Der Patient, der seit Jahren unter Parkinson-Tremor litt, konnte durch eine einzige Behandlung sein Zittern deutlich reduzieren. Für den gelernten Schreiner bedeutet dies die Chance, endlich wieder präzise arbeiten zu können und seinen Beruf auszuüben, der durch die motorischen Einschränkungen stark beeinträchtigt war. Die Behandlung erfolgte mit einem speziellen Hightech-Helm, der gezielte Ultraschallwellen auf die betroffenen Hirnareale richtet.

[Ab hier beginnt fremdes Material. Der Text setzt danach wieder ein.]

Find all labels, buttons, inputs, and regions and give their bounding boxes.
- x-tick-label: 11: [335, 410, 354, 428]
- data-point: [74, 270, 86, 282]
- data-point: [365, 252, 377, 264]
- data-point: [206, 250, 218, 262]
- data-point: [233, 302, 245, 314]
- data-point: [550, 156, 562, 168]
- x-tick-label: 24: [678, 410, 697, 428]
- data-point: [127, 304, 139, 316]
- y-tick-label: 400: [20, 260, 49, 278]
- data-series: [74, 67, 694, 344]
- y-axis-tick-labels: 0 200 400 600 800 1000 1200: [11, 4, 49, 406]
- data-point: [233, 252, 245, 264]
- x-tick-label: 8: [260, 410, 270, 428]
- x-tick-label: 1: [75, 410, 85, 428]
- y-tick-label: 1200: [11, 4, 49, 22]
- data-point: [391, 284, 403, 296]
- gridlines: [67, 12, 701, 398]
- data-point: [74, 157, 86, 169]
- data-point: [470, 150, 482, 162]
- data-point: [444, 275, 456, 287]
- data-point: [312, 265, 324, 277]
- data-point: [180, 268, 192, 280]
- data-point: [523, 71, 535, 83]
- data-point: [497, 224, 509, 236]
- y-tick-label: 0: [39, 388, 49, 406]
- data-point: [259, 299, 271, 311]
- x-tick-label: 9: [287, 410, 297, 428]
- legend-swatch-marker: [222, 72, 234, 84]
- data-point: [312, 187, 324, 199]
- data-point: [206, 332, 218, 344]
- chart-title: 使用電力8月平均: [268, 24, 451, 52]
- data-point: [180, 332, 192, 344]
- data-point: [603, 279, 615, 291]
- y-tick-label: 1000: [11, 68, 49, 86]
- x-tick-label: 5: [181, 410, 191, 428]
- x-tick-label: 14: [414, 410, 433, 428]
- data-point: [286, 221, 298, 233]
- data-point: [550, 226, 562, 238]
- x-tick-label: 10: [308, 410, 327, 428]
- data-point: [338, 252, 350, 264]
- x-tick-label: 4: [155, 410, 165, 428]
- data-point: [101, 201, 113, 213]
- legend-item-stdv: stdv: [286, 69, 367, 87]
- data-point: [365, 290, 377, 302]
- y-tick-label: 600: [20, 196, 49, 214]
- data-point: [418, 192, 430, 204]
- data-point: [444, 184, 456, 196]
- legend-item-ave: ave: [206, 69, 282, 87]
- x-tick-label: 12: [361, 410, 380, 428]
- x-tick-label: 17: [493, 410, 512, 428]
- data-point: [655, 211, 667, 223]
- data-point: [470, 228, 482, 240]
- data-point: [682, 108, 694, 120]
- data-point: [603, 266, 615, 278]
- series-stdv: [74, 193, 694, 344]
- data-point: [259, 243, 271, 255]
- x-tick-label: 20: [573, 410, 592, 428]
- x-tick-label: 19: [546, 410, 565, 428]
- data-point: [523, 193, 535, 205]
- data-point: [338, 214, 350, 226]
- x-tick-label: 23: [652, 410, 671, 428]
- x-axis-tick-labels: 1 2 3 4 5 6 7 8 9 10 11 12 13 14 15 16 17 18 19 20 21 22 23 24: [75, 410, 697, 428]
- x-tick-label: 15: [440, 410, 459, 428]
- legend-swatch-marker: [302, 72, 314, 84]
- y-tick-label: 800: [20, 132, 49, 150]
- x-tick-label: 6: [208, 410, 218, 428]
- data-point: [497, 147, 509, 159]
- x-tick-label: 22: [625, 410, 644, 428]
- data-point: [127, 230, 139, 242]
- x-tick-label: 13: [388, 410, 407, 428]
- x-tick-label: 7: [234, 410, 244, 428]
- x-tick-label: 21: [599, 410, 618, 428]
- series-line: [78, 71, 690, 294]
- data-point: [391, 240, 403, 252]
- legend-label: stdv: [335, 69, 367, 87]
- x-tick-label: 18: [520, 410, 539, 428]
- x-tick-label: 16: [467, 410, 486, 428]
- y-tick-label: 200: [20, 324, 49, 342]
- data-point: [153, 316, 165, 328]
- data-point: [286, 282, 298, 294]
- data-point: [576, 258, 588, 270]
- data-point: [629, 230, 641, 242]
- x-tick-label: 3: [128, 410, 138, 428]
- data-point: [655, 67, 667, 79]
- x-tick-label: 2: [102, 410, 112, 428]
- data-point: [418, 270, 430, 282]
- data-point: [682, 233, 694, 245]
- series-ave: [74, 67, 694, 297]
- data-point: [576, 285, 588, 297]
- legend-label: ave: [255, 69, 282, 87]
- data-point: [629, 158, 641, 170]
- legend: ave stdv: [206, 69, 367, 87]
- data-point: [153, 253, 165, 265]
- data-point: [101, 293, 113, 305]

Wie die Ultraschall-Therapie funktioniert

Die Methode, auch als MRgFUS (Magnetresonanz-geführter fokussierter Ultraschall) bekannt, arbeitet ohne chirurgische Schnitte. Durch präzise gebündelte Ultraschallwellen werden gezielt jene Hirnregionen behandelt, die für das Zittern verantwortlich sind. Der Patient ist während des gesamten Eingriffs bei Bewusstsein und kann sofortige Veränderungen wahrnehmen – wie den Moment, in dem ein Trinkbecher plötzlich nicht mehr wackelt.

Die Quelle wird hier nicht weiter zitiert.